Sebuah cerpen panjang (10 ribu kata). Bercerita tentang seorang pewaris kedai bakmi legendaris yang tengah gundah. Ia dituntut untuk menemukan kembali resep kecap pusaka yang lama menghilang. Sampai cinta kemudian datang membantunya menemukan resep tersebut.
---------------------------------------------
Matahari telah lewat di atas kepala ketika Ulani tiba di satu alamat. Tersaji di hadapannya sebuah bangunan kuno dua lantai yang menyerupai ruko. Walau tertampak lawas, namun kondisi bangunan itu masih terawat baik. Sejenak ia lalu tertegun. Memandang plang nama terpampang yang bertulis, BAKMI HARAPAN.
Terngiang Ulani akan cerita masa lalu Ayah. Tentang sebuah kedai bakmi yang laris sekali. Siapa pun yang pernah mencicipi bakmi di sana bakal cepat berkesimpulan, tiada pernah ditemukan kelezatan selain kelezatan pada Bakmi Harapan. Di zamannya Bakmi Harapan tak hanya kondang, namun juga ikon kota kelahiran Ayah. Dan sekarang kedai bakmi bersejarah itu telah tertampak di hadapannya.

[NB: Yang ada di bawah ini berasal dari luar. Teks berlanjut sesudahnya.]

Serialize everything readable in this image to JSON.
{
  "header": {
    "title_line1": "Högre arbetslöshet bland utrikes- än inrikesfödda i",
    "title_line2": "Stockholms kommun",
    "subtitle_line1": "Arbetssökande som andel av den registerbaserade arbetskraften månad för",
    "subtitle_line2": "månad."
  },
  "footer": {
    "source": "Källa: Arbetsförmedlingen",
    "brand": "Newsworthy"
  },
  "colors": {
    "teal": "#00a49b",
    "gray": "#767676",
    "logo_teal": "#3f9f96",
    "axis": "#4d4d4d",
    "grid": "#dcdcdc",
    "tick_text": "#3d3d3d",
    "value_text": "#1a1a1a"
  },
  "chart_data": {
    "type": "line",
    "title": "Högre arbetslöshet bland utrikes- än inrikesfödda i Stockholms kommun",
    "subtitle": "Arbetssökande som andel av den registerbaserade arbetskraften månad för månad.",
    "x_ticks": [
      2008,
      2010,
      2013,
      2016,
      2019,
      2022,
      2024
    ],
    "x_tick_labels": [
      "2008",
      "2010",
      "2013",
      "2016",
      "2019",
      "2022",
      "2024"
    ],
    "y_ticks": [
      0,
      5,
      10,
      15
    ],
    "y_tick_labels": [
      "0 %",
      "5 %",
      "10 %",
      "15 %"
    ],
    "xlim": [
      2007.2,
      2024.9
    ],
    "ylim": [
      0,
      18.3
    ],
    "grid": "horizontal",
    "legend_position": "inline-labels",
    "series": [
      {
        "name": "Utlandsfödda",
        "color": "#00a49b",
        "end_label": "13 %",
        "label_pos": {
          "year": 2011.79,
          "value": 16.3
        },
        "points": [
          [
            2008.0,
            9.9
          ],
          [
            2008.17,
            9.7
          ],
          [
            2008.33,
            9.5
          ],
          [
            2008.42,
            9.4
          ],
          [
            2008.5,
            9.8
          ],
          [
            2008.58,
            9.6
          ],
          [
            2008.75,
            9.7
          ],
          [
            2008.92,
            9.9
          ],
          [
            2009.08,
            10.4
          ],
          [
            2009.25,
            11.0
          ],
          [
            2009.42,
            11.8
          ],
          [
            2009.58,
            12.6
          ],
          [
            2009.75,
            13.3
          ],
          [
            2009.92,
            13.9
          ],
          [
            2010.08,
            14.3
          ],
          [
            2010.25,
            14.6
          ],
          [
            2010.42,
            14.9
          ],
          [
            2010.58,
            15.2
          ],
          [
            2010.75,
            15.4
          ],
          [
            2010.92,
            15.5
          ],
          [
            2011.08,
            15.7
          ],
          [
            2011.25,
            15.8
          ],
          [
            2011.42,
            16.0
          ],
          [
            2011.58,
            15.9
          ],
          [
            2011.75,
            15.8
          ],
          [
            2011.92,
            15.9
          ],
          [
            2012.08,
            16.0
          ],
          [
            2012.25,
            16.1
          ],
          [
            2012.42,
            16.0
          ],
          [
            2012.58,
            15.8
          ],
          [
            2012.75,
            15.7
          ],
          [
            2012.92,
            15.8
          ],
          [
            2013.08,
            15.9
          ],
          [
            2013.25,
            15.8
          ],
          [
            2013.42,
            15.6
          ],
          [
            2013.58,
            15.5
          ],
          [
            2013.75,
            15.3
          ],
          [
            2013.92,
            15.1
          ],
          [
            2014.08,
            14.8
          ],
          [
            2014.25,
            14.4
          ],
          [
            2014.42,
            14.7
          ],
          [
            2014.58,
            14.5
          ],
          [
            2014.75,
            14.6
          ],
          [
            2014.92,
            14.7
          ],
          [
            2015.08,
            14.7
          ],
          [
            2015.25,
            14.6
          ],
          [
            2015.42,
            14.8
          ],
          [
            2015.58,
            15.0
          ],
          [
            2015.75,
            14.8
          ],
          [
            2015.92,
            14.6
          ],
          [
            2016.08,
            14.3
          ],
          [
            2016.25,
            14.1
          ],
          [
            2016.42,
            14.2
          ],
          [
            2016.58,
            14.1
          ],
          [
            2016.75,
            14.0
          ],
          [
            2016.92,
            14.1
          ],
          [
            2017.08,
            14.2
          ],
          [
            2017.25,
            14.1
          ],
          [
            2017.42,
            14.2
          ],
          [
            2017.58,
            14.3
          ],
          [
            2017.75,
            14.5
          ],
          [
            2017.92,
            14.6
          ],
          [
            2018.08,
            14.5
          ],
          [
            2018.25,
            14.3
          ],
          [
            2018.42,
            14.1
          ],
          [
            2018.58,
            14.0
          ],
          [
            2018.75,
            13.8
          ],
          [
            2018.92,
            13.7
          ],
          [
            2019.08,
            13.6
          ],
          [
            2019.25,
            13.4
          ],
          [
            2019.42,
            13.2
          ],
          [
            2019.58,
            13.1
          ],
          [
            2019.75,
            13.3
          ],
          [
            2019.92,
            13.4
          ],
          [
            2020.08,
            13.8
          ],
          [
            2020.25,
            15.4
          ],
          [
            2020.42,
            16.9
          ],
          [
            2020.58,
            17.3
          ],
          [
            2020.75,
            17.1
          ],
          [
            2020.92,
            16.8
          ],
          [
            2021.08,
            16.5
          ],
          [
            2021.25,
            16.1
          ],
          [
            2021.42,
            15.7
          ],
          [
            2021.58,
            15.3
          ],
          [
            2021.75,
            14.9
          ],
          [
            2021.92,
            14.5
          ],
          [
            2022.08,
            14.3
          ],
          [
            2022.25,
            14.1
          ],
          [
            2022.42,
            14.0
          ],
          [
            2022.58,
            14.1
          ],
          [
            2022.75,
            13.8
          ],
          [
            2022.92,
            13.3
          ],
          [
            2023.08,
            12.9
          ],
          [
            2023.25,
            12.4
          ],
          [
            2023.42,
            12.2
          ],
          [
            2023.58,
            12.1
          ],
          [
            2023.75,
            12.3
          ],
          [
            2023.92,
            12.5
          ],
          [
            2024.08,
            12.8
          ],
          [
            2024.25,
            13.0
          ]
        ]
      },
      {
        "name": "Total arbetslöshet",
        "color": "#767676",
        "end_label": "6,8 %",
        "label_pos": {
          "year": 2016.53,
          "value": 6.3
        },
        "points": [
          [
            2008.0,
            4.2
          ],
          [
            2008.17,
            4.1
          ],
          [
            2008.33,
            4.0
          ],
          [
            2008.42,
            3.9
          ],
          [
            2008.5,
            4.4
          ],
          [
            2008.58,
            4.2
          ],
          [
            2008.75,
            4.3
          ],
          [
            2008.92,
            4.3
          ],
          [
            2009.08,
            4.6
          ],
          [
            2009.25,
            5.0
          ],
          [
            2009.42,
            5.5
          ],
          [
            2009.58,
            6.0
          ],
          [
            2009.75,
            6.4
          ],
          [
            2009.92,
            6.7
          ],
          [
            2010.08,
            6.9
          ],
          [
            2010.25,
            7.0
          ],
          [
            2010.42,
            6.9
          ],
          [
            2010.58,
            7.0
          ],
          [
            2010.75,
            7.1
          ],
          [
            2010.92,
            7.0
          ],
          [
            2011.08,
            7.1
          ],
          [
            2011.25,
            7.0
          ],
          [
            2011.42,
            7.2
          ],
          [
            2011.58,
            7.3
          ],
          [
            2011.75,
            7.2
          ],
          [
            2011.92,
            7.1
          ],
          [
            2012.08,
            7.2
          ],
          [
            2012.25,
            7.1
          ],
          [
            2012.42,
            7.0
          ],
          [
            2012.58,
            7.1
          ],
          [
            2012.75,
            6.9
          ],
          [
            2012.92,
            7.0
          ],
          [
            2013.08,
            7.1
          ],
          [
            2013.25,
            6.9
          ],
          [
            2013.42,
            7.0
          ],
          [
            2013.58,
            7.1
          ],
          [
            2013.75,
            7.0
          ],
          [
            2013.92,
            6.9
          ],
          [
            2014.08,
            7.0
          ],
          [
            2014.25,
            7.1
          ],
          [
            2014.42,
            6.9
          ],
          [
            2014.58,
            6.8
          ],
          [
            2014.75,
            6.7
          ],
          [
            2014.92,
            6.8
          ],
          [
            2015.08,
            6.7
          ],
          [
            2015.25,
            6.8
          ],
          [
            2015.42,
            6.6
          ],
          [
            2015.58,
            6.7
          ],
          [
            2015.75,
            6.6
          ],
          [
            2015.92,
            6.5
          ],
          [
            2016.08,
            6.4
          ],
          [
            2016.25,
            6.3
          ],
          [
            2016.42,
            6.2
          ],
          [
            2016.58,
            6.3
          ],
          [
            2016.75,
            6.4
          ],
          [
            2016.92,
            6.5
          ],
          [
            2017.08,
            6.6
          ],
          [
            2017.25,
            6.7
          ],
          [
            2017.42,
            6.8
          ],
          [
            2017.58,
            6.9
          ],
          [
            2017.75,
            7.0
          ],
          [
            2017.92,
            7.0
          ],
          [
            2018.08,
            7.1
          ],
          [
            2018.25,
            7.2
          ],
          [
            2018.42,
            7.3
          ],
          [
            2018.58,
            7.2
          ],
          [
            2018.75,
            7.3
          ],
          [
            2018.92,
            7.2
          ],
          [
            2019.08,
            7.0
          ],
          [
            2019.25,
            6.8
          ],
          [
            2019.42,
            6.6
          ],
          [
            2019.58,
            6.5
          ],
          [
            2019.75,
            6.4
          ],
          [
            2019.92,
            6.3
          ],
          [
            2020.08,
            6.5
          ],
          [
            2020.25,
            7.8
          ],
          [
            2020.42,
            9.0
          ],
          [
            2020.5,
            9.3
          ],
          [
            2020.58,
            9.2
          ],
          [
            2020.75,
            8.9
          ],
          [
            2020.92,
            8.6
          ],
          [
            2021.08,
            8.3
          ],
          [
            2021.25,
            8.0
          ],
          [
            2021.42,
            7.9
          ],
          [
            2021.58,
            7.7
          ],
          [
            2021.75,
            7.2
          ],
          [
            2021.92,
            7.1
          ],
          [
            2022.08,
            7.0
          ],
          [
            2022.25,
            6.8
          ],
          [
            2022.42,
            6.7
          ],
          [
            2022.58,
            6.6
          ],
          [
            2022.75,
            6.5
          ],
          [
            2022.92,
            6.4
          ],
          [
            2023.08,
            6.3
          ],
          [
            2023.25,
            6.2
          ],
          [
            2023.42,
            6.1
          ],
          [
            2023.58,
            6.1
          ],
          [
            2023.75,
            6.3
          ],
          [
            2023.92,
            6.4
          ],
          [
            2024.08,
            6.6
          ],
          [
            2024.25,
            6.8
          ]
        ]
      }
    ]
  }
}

Lengang. Demikian yang didapat Ulani manakala memasuki kedai. Tak seorang pun pembeli hadir di dalam. Deretan meja makan yang ada terlalu bersih untuk sebuah kedai laris. Pun dengan kursi-kursi kosong yang sangat rapi dipandang. Udara pengap di dalam kedai langsung menyambut Ulani. Mungkin akibat tiga kipas angin yang menempel di plafon atas enggan berputar.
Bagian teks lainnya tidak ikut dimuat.